Songs of Unreason
- Author: Jim Harrison
- Language: English
- Genre: Poetry
- Publisher: Copper Canyon Press
- Publication date: 2011
- Publication place: United States
- Media type: Print (hardback & paperback)
- ISBN: 9781556593895
- Preceded by: In Search of Small Gods
- Followed by: Dead Man's Float

= Songs of Unreason =

2011 poetry collection

Songs of Unreason is a collection of poems by American writer Jim Harrison published in 2011 by Copper Canyon Press. It was Harrison's 13th and penultimate collection. 67 poems make up the collection, including "Suite of Unreason", a poem of over 350 lines, and a sequence of seven poems relating to rivers ("River I - VII"). Many of the poems are concerned with the transcendent natural world.

The collection won the High Plains Book Award for Poetry in 2012.

== Themes ==

=== Dogs and birds ===
Non-human creatures, especially dogs and birds, figure prominently in the poems. For example, in "Mary the Drug Addict" (about a dog named Mary), the poet speaks of the ability to communicate with his dog.

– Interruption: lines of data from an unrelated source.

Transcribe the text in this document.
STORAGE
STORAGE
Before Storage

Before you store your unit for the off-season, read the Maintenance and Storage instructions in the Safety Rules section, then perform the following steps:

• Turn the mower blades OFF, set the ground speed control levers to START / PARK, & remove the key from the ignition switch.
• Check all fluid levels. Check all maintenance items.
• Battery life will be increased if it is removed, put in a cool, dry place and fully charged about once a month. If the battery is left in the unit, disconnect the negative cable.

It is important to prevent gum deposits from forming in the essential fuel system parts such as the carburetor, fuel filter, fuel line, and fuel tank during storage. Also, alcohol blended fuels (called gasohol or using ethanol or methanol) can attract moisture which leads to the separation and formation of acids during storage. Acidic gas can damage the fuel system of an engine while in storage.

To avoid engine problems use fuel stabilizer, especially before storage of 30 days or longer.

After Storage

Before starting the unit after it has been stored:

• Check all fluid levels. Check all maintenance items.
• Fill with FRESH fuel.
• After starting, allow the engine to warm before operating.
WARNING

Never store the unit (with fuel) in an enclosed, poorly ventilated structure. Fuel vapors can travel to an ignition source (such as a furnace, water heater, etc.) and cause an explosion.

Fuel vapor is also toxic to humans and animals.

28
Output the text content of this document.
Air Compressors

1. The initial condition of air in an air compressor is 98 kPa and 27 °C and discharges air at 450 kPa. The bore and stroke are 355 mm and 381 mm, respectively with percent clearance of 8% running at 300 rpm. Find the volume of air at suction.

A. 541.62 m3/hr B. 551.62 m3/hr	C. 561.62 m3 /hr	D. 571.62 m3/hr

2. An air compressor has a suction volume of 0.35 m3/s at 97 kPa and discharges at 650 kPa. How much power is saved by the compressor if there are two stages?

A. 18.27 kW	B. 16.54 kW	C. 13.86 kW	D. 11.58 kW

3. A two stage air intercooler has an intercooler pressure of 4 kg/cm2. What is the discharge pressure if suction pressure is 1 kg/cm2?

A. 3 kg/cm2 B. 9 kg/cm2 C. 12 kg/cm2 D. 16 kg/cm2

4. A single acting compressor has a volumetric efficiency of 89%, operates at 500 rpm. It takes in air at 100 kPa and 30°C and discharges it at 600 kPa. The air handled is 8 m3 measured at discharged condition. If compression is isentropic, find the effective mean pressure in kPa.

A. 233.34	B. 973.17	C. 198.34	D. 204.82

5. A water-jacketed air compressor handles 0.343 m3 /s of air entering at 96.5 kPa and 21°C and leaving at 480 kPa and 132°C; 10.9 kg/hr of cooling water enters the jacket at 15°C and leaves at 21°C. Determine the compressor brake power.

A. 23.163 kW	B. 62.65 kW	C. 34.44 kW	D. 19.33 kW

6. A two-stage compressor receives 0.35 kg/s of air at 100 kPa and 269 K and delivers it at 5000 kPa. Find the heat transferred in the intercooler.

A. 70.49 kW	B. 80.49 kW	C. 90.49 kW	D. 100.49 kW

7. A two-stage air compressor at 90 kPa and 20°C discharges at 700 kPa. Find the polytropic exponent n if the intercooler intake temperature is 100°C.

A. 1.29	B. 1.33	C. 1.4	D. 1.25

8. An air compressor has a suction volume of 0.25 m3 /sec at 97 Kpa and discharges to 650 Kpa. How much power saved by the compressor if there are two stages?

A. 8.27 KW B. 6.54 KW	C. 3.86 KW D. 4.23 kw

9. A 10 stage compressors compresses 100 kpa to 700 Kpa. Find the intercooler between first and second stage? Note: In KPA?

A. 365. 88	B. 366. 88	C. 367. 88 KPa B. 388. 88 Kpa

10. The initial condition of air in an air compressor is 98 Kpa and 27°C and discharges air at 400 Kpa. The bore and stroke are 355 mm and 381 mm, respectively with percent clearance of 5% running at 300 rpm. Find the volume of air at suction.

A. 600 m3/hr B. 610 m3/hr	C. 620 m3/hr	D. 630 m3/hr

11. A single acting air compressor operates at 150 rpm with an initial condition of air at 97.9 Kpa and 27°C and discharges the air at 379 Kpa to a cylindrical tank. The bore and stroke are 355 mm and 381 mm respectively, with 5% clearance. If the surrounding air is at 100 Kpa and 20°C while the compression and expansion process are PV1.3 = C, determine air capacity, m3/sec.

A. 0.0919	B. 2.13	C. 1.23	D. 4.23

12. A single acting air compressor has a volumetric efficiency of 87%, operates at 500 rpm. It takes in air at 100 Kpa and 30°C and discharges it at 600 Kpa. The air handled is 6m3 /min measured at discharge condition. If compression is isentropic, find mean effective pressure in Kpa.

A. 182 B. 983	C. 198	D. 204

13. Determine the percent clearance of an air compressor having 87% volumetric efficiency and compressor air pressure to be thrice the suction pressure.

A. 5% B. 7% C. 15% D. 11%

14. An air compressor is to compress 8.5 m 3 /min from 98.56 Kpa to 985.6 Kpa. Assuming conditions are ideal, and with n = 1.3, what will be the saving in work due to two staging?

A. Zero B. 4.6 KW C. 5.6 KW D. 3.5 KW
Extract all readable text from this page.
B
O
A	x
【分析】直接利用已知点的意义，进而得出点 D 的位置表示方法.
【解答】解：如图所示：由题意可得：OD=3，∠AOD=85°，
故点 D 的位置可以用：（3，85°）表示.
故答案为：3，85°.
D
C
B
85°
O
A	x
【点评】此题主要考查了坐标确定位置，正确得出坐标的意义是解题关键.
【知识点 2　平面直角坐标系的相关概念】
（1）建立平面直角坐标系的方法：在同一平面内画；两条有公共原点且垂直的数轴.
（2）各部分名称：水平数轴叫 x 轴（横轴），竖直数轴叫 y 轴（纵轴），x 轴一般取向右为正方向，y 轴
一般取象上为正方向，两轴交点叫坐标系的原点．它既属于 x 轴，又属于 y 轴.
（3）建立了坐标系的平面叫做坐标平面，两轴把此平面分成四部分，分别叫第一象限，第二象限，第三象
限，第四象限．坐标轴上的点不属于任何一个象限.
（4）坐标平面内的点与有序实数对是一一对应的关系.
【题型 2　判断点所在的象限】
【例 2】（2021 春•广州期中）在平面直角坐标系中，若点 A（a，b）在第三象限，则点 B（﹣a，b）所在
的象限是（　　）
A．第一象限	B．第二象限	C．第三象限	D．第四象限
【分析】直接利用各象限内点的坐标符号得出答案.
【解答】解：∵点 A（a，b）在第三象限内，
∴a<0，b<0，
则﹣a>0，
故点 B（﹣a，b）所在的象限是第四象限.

... we speak a bone-deep language without
nouns and verbs, a creature-language skin to skin.

In the poem "Prado," which references dogs, birds and fish, the poet talks about the healing power of a relationship with animals:

I was lucky that early on the birds and fish
disarmed me and the monster in my soul fled.

In "Chatter," the poet discusses his non-human nature:

I'm part blackbird and part red squirrel
and my brain chatters, shrieks, and whistles
but outside it tends to get real quiet

=== Death ===
A number of poems evaluate death: how we think about it, how we remember it, and how it affects us. In “Sister,” Harrison remembers a sister who died long ago:

Maybe you drifted upward as an ancient
bird hoping to nest on the moon.

In "River IV", the poet considers aging and death:

....At my age
death stalks me but I don't mind. This is to be
expected but how can I deal with the unpardonable
crime of loneliness?...

The final poem, "Death Again", states:

Let's not get romantic or dismal about death.
Indeed it's our most unique act along with birth.
We must think of it as cooking breakfast,
it's that ordinary....

== Poems ==
Consisting of 67 short stanzas and over three hundred lines, "Suite of Unreason" is the longest poem in the collection. In the first edition, the stanzas of this poem are individually printed on unnumbered left-hand pages, opposite longer, stand-alone poems on the facing right-hand pages.

Harrison prefaced the poem as follows: "Nearly all my life I've noted that some of my thinking was atavistic, primitive, totemic. This can be disturbing to one fairly learned. In this suite I wanted to examine this phenomenon."

The poem can be read as a series of short, haiku-like, meditations. The first stanza of the poem is a good example:

The moon is under suspicion.
Of what use is it?
It exudes its white smoke of light.

=== List ===
The poems are numbered in the order they appear in the first edition of the collection.

1. Broom
2. Suite of Unreason
3. Notations
4. American Sermon
5. Arts
6. Bird's-Eye View
7. Poet Warning
8. A Part of My History
9. Muse in Our Time
10. Muse II
11. Poet at Nineteen in NYC
12. Sister
13. Skull
14. Horses
15. René Char
16. Xmas Cheeseburgers
17. Mary the Drug Addict
18. Night Creatures
19. Deaf Dog's Bark
20. June the Horse
21. Poet No. 7
22. Puzzle
23. Rumination
24. Dan's Bugs
25. Invisible
26. Mary
27. Remote Friends
28. Poet Science
29. Ache
30. Oriole
31. Blue Shawl
32. River I
33. River II
34. River III
35. River IV
36. River V
37. River VI
38. River VII
39. Spring
40. Sky
41. March in Patagonia, AZ
42. Brazil
43. Grand Marais
44. Desert Snow
45. Reality
46. She
47. Love
48. Back into Memory
49. Debtors
50. Prisoners
51. Corruption
52. Our Anniversary
53. Doors
54. Greed
55. Cereal
56. D.B.
57. Sunlight
58. Brutish
59. Nightfears
60. Blue
61. The Current Poor
62. Moping
63. Church
64. Chatter
65. Return
66. Prado
67. Death Again

=== Poems appearing elsewhere ===
- "Blue" and "René Char II" (named after the French poet René Char) were included in New Poets of the American West.
- "A Puzzle", "She", and "Love" appeared in the Fall 2010 issue of the literary magazine Narrative.
- "Suite of Unreason" appeared in the Spring 2011 issue of Narrative.
- "Sunlight" was published in the Fall 2011 issue of Reflections (Yale Divinity School).
- "American Sermon" appeared in the Spring 2017 issue of Reflections (Yale Divinity School).